Many of his other sons were mature and excellent in military, since most of them had followed Yuanzhang in the battlefields.

 

But Emperor Zhu Yuanzhang chose his late crown prince’s first son, his beloved grandson, as the legit heir of his empire, and commanded his other sons to support this young crown prince.

 

Then, Emperor Zhu Yuanzhang did the most controvertial thing in his life, a mass slaughter, after he having decided to nominate his young grandson as the heir. 

 

At that time, there were many excellent generals with exceptional military accomplishments, who were also related to other of Zhu Yuanzhang’s descendants through marriage. Those people were, Yuanzhang believed, very possible to overthrow the young heir to support their related princes to be new emperors, and then cause more wars.

 

Consequently, Emperor Zhu Yuanzhang used some excuses to sentence many people, whom he suspected have potential to rebel, to death; tens of thousands people were executed in his last few years. 

 

As a great emperor, Zhu Yuanzhang probably had not expect this to be a big mistake for the flawless empire that he left to his grandson. 

 

He believed that his other sons with excellent military skills were excellent enough to protect the Empire Ming.

 

However, Zhu Yuanzhang overestimated the family bond, while severely underestimated the desire for power and the throne. 
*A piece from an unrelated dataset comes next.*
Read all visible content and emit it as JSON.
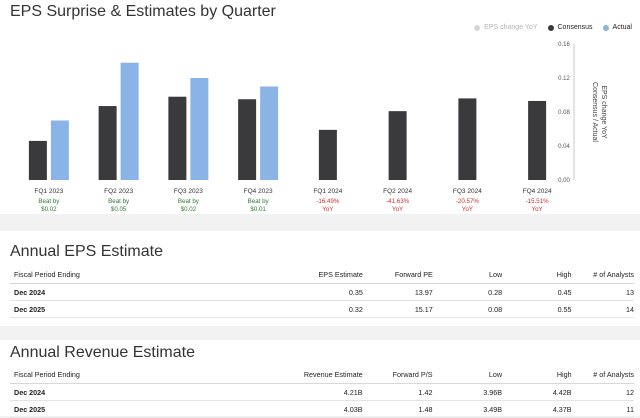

Years later, his beloved grandson's throne was snatched anyhow, by his fourth son Zhu Di

Remarkable Emperor Zhu Yuanzhang's Accomplishments 

Zhu Yuanzhang joined the uprising army as a common soldier when he was 25, and established the Ming Dynasty when he's 40.

 

Starting from a poverty orphan, to a monk who needed to beg for food, to an excellent general and then a monarch, his achievements were marvelous.

 

In his 31 years reign, he not only defeated the former powerful empire's effective strength decisively, but also established a brilliant and efficient system, and brought prosperous and stable lives to his people. 

 

Emperor Zhu Yuanzhang was criticized sometimes for his cruelness in slaughtering corrupted officers and contributive ministers in his late years, however, he highly restrained power of the ruling class, and was always caring and thoughtful to his civilians, which made him an epic politician, and a magnificent monarch in the history of China.

 

After he departed, many of his strict policies which were aimed at restraining officials were gradually abolished; maybe most emperors still considered themselves as allies of the bureaucracy, which was important assistance of their reign.